Bruno's arrival – in fact his entire racing career – was put on hold when his uncle lost his life in Italy. But at the end of 2004 Bruno followed in his famous uncle's footsteps by making his way to the UK to go testing and to make his debut in the Formula BMW series in that country.

He had earlier competed against his uncle in karts on the family farm in Brazil – a link to the Gawler Farm Machinery-sponsored Dallara F304 he will drive at Albert Park - but when Ayrton died Bruno was only 10 years old. It put paid to his own racing plans, but only temporarily. "They thought I had dropped it because I did not say anything," explained Bruno.

But with the help of Ayrton's former McLaren F1 team-mate and great friend Gerhard Berger, Bruno – by then in his late teens - had a test drive in a Formula Renault single-seater in Brazil, did well enough to persuade his family to back him and tested both a Formula Renault and a Formula BMW in the UK before making his race debut in the latter in the last few races of 2004.

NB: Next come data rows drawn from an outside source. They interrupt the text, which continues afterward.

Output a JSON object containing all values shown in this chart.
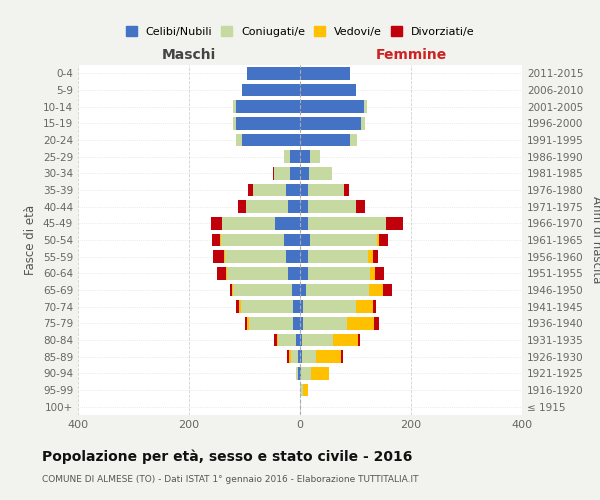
{
  "age_groups": [
    "100+",
    "95-99",
    "90-94",
    "85-89",
    "80-84",
    "75-79",
    "70-74",
    "65-69",
    "60-64",
    "55-59",
    "50-54",
    "45-49",
    "40-44",
    "35-39",
    "30-34",
    "25-29",
    "20-24",
    "15-19",
    "10-14",
    "5-9",
    "0-4"
  ],
  "birth_years": [
    "≤ 1915",
    "1916-1920",
    "1921-1925",
    "1926-1930",
    "1931-1935",
    "1936-1940",
    "1941-1945",
    "1946-1950",
    "1951-1955",
    "1956-1960",
    "1961-1965",
    "1966-1970",
    "1971-1975",
    "1976-1980",
    "1981-1985",
    "1986-1990",
    "1991-1995",
    "1996-2000",
    "2001-2005",
    "2006-2010",
    "2011-2015"
  ],
  "maschi_celibi": [
    0,
    0,
    3,
    4,
    7,
    12,
    12,
    15,
    22,
    25,
    28,
    45,
    22,
    25,
    18,
    18,
    105,
    115,
    115,
    105,
    95
  ],
  "maschi_coniugati": [
    0,
    0,
    5,
    12,
    32,
    80,
    95,
    105,
    110,
    110,
    115,
    95,
    75,
    60,
    28,
    10,
    10,
    5,
    5,
    0,
    0
  ],
  "maschi_vedovi": [
    0,
    0,
    0,
    3,
    2,
    3,
    3,
    2,
    2,
    2,
    2,
    0,
    0,
    0,
    0,
    0,
    0,
    0,
    0,
    0,
    0
  ],
  "maschi_divorziati": [
    0,
    0,
    0,
    4,
    5,
    5,
    5,
    5,
    15,
    20,
    13,
    20,
    15,
    8,
    2,
    0,
    0,
    0,
    0,
    0,
    0
  ],
  "femmine_nubili": [
    0,
    0,
    2,
    3,
    4,
    5,
    5,
    10,
    14,
    15,
    18,
    15,
    15,
    15,
    16,
    18,
    90,
    110,
    115,
    100,
    90
  ],
  "femmine_coniugate": [
    0,
    5,
    18,
    25,
    55,
    80,
    95,
    115,
    112,
    108,
    120,
    140,
    85,
    65,
    42,
    18,
    12,
    8,
    5,
    0,
    0
  ],
  "femmine_vedove": [
    0,
    10,
    32,
    45,
    45,
    48,
    32,
    25,
    10,
    8,
    5,
    0,
    0,
    0,
    0,
    0,
    0,
    0,
    0,
    0,
    0
  ],
  "femmine_divorziate": [
    0,
    0,
    0,
    5,
    5,
    10,
    5,
    15,
    15,
    10,
    15,
    30,
    18,
    8,
    0,
    0,
    0,
    0,
    0,
    0,
    0
  ],
  "color_celibi": "#4472c4",
  "color_coniugati": "#c5d9a0",
  "color_vedovi": "#ffc000",
  "color_divorziati": "#c0000b",
  "xlim": 400,
  "xticks": [
    -400,
    -200,
    0,
    200,
    400
  ],
  "title": "Popolazione per età, sesso e stato civile - 2016",
  "subtitle": "COMUNE DI ALMESE (TO) - Dati ISTAT 1° gennaio 2016 - Elaborazione TUTTITALIA.IT",
  "label_maschi": "Maschi",
  "label_femmine": "Femmine",
  "ylabel_left": "Fasce di età",
  "ylabel_right": "Anni di nascita",
  "legend_labels": [
    "Celibi/Nubili",
    "Coniugati/e",
    "Vedovi/e",
    "Divorziati/e"
  ],
  "bg_color": "#f2f2ee",
  "plot_bg": "#ffffff"
}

While sixth place at Donington Park was his best result, two front-row starts were a sharp reminder that Bruno seemed to have inherited the one-lap speed for which his uncle was world-famous. Ayrton Senna still holds the F1 record of 65 pole positions, which Michael Schumacher may overtake this year.

For 2005 Bruno Senna planned to join Carlin Motorsport in the British F3 series – the category in which Ayrton Senna fought a brilliant campaign against Britain's Martin Brundle before taking the 1983 title. But that plan fell through when Trevor Carlin himself made the move into F1 with the new Midland team.

Senna has driven instead for the Double-R team in which current McLaren F1 star Kimi Raikkonen is one of the partners. Bruno's first race outing with the team was at Donington Park, the Midlands circuit where Ayrton Senna first tested a Grand Prix car back in 1983.

While Bruno has yet to win a race, he is decidedly quick in qualifying and keenly aware that he needs to hone his race craft.

"It is late," he says candidly. "I don't have any racing experience but maybe I have the speed to be there. Racing is only learning and every race that I do I learn a lot."

Hence the Australian trip, which began to take shape at last year's F3 meeting at the famous Macau street circuit. "Double-R approached me there and said they were keen to further Bruno's experience on street circuits," explained Bronte Rundle, himself a former stalwart of the Australian single-seater scene.

"I said I'd do it if they thought he had it in him," joked Rundle, who spent 30 years as a race driver and set up Team BRM in the late Nineties. The team has already provided Australian F3 champions in James Manderson (2002) and Karl Reindler (2004), while Barton Mawer was a race-winner in the F3 support races at Albert Park last year in a Team BRM-entered car.

In an unusual variation on the sports management theme, it is Bruno's sister Bianca who currently oversees his career progress and puts together the fledgling business deals on which he is hoping to build his own successful career. The pair moved together to London and now occupy a flat in the same inner-city precinct where F1 supremo Bernie Ecclestone has his offices.

"There are lots of people who want to help us," Bianca has said, "but people really have to care because of the Senna name."

The younger Senna is reputed to have paid US$80,000 for the UK test and Formula BMW races at the end of 2004, with the Senna family funding 90% of the estimated $750,000 2005 campaign, such is their belief in Bruno's ability. "I have the burning desire," Bruno adds. "You cannot imagine how much I push myself to do it."

Coincidentally, as Bruno prepares for his Australian debut, it was in Australia in November 1993 that Ayrton Senna, still driving for McLaren, claimed what would be the 41st and last Grand Prix win of his brilliant career.